From 1913 until their deaths, some twenty years later, the boys would drift in and out of prison spending more time inside than out.

But, over the course of time, the Sullivan men graduated from thieving and stealing to something far more sophisticated.

Becoming major players in Chicago’s gambling scene, they set up a slot machine racket, running more than 100 of the machines throughout the city. It’s worth noting that slot machines in 1930s America were big business, very big business indeed. Think Las Vegas at peak hours, and then multiply it by twenty. And, like drug dealing and prostitution, securing the best territory in which to work your machines was of paramount importance.

Unfortunately for the brothers this brought them into direct confrontation with a local mafia family called the Coppolas. Unhappy at seeing this pair of Irish upstarts muscle in on their real estate, the Coppolas sought to remove them, by fair means or foul.

Joseph Sullivan’s death was shrouded in mystery, his car run off the road in Cicero, Illinois, the hometown of the infamous Al Capone. Local police appeared reluctant to investigate the incident and Joseph’s assailants were never identified.

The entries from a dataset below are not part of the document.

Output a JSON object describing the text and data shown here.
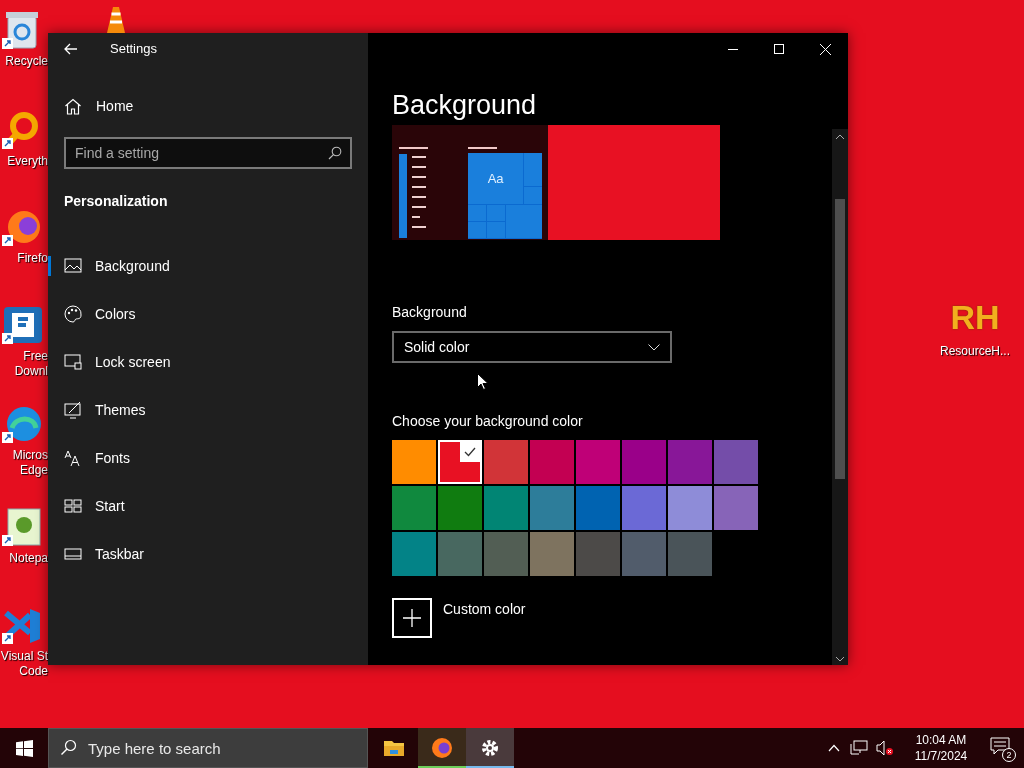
{
  "desktop_icons": [
    {
      "kind": "recycle",
      "lines": [
        "Recycle"
      ]
    },
    {
      "kind": "search",
      "lines": [
        "Everyth"
      ]
    },
    {
      "kind": "firefox",
      "lines": [
        "Firefo"
      ]
    },
    {
      "kind": "download",
      "lines": [
        "Free",
        "Downl"
      ]
    },
    {
      "kind": "edge",
      "lines": [
        "Micros",
        "Edge"
      ]
    },
    {
      "kind": "notepad",
      "lines": [
        "Notepa"
      ]
    },
    {
      "kind": "vscode",
      "lines": [
        "Visual St",
        "Code"
      ]
    }
  ],
  "desktop_right_icon": {
    "logo": "RH",
    "label": "ResourceH..."
  },
  "window": {
    "title": "Settings"
  },
  "sidebar": {
    "home": "Home",
    "search": {
      "placeholder": "Find a setting"
    },
    "section": "Personalization",
    "items": [
      {
        "kind": "picture",
        "label": "Background",
        "selected": true
      },
      {
        "kind": "palette",
        "label": "Colors",
        "selected": false
      },
      {
        "kind": "lock",
        "label": "Lock screen",
        "selected": false
      },
      {
        "kind": "themes",
        "label": "Themes",
        "selected": false
      },
      {
        "kind": "fonts",
        "label": "Fonts",
        "selected": false
      },
      {
        "kind": "start",
        "label": "Start",
        "selected": false
      },
      {
        "kind": "taskbar",
        "label": "Taskbar",
        "selected": false
      }
    ]
  },
  "page": {
    "title": "Background",
    "preview": {
      "tile_text": "Aa",
      "color": "#e81123"
    },
    "background_label": "Background",
    "background_value": "Solid color",
    "colors_label": "Choose your background color",
    "colors": [
      {
        "color": "#ff8c00",
        "selected": false
      },
      {
        "color": "#e81123",
        "selected": true
      },
      {
        "color": "#d13438",
        "selected": false
      },
      {
        "color": "#c30052",
        "selected": false
      },
      {
        "color": "#bf0077",
        "selected": false
      },
      {
        "color": "#9a0089",
        "selected": false
      },
      {
        "color": "#881798",
        "selected": false
      },
      {
        "color": "#744da9",
        "selected": false
      },
      {
        "color": "#10893e",
        "selected": false
      },
      {
        "color": "#107c10",
        "selected": false
      },
      {
        "color": "#018574",
        "selected": false
      },
      {
        "color": "#2d7d9a",
        "selected": false
      },
      {
        "color": "#0063b1",
        "selected": false
      },
      {
        "color": "#6b69d6",
        "selected": false
      },
      {
        "color": "#8e8cd8",
        "selected": false
      },
      {
        "color": "#8764b8",
        "selected": false
      },
      {
        "color": "#038387",
        "selected": false
      },
      {
        "color": "#486860",
        "selected": false
      },
      {
        "color": "#525e54",
        "selected": false
      },
      {
        "color": "#7e735f",
        "selected": false
      },
      {
        "color": "#4c4a48",
        "selected": false
      },
      {
        "color": "#515c6b",
        "selected": false
      },
      {
        "color": "#4a5459",
        "selected": false
      }
    ],
    "custom_color": "Custom color"
  },
  "taskbar": {
    "search_placeholder": "Type here to search",
    "apps": [
      {
        "kind": "explorer",
        "active": false,
        "running": false
      },
      {
        "kind": "firefox",
        "active": false,
        "running": true
      },
      {
        "kind": "settings",
        "active": true,
        "running": true
      }
    ],
    "time": "10:04 AM",
    "date": "11/7/2024",
    "notifications": "2"
  }
}
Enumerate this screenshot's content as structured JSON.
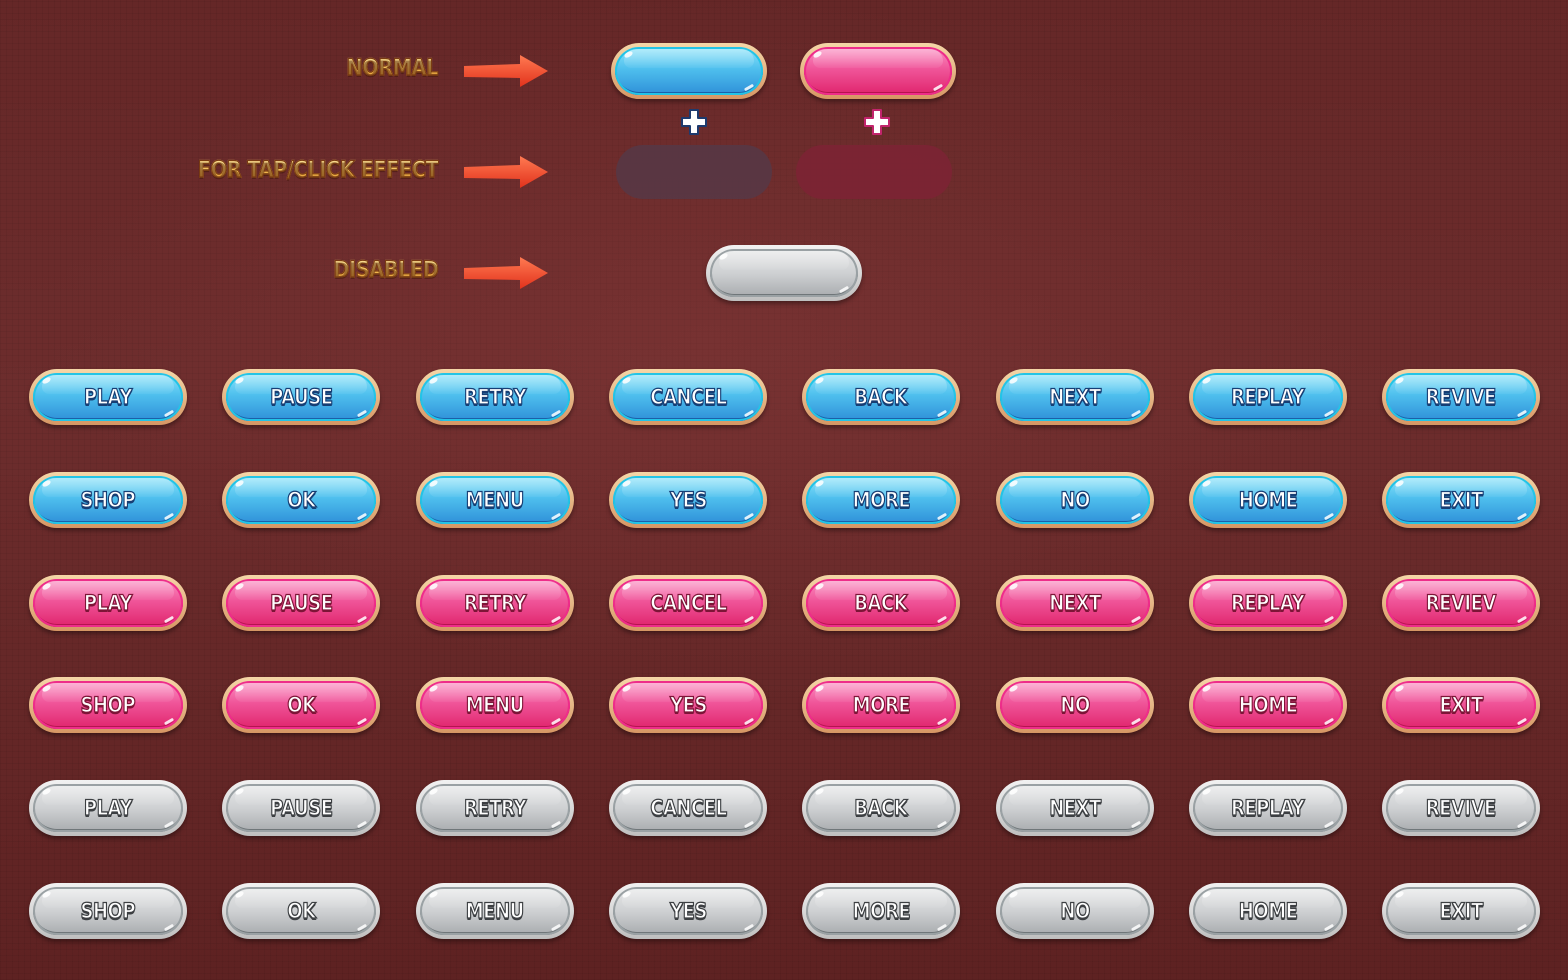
{
  "legend": {
    "normal_label": "NORMAL",
    "tap_label": "FOR TAP/CLICK EFFECT",
    "disabled_label": "DISABLED",
    "arrow_icon": "right-arrow-icon",
    "plus_icon": "plus-icon"
  },
  "colors": {
    "background": "#662a2a",
    "blue_button": "#4fc0ee",
    "pink_button": "#f0569a",
    "gray_button": "#cfd1d3",
    "button_rim": "#e8b886",
    "legend_text": "#f3b84e",
    "arrow": "#ef4a2e",
    "tap_overlay_blue": "#563847",
    "tap_overlay_pink": "#7c2434"
  },
  "rows": [
    {
      "variant": "blue",
      "labels": [
        "PLAY",
        "PAUSE",
        "RETRY",
        "CANCEL",
        "BACK",
        "NEXT",
        "REPLAY",
        "REVIVE"
      ]
    },
    {
      "variant": "blue",
      "labels": [
        "SHOP",
        "OK",
        "MENU",
        "YES",
        "MORE",
        "NO",
        "HOME",
        "EXIT"
      ]
    },
    {
      "variant": "pink",
      "labels": [
        "PLAY",
        "PAUSE",
        "RETRY",
        "CANCEL",
        "BACK",
        "NEXT",
        "REPLAY",
        "REVIEV"
      ]
    },
    {
      "variant": "pink",
      "labels": [
        "SHOP",
        "OK",
        "MENU",
        "YES",
        "MORE",
        "NO",
        "HOME",
        "EXIT"
      ]
    },
    {
      "variant": "gray",
      "labels": [
        "PLAY",
        "PAUSE",
        "RETRY",
        "CANCEL",
        "BACK",
        "NEXT",
        "REPLAY",
        "REVIVE"
      ]
    },
    {
      "variant": "gray",
      "labels": [
        "SHOP",
        "OK",
        "MENU",
        "YES",
        "MORE",
        "NO",
        "HOME",
        "EXIT"
      ]
    }
  ]
}
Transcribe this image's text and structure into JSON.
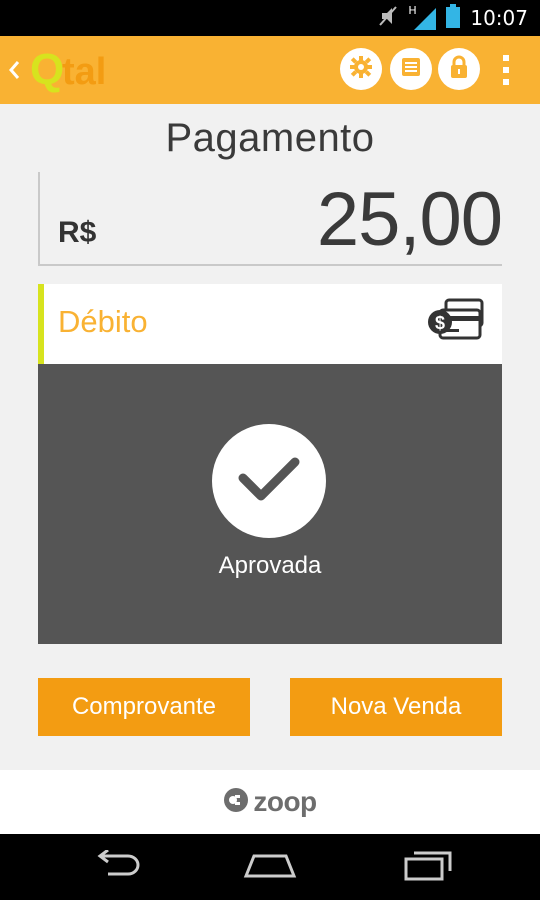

In prison at the time, John could only watch on in horror as his aunt, Alice Kett, reacted to Joseph’s death by selling their entire slot machine racket to the Coppola brothers for $700,000, a small fortune in those days.

Upon his release John confronted the Coppolas, demanding the return of his machines. Bringing the case all the way to the probate court John had succeeded in placing himself as the administrator of his dead brother’s estate when further tragedy struck.

Gunned down by a pair of unidentified men as he parked his car in his garage, John was killed on August 30, 1937, he was 41 years old.

The story made the front pages of the local papers, another gory detail in a decade of unprecedented violence.

Jim White’s father never knew his half-brothers, or any of the rest of his family for that matter. He, along with two sisters from his mother’s second marriage, were placed in St Vincent’s Orphanage in Chicago in 1907.

Jim White
Jim White

This goes some way towards explaining the difficulties Jim has faced in tracing his roots. But, thanks to the efforts of those at the Limerick Genealogy centre, he has traced those roots back to Limerick city. Both his great-grandfather and the grandfather of his notorious half-brothers hailed from the city, although given the feats of the latter, the city may be a little reluctant to claim them.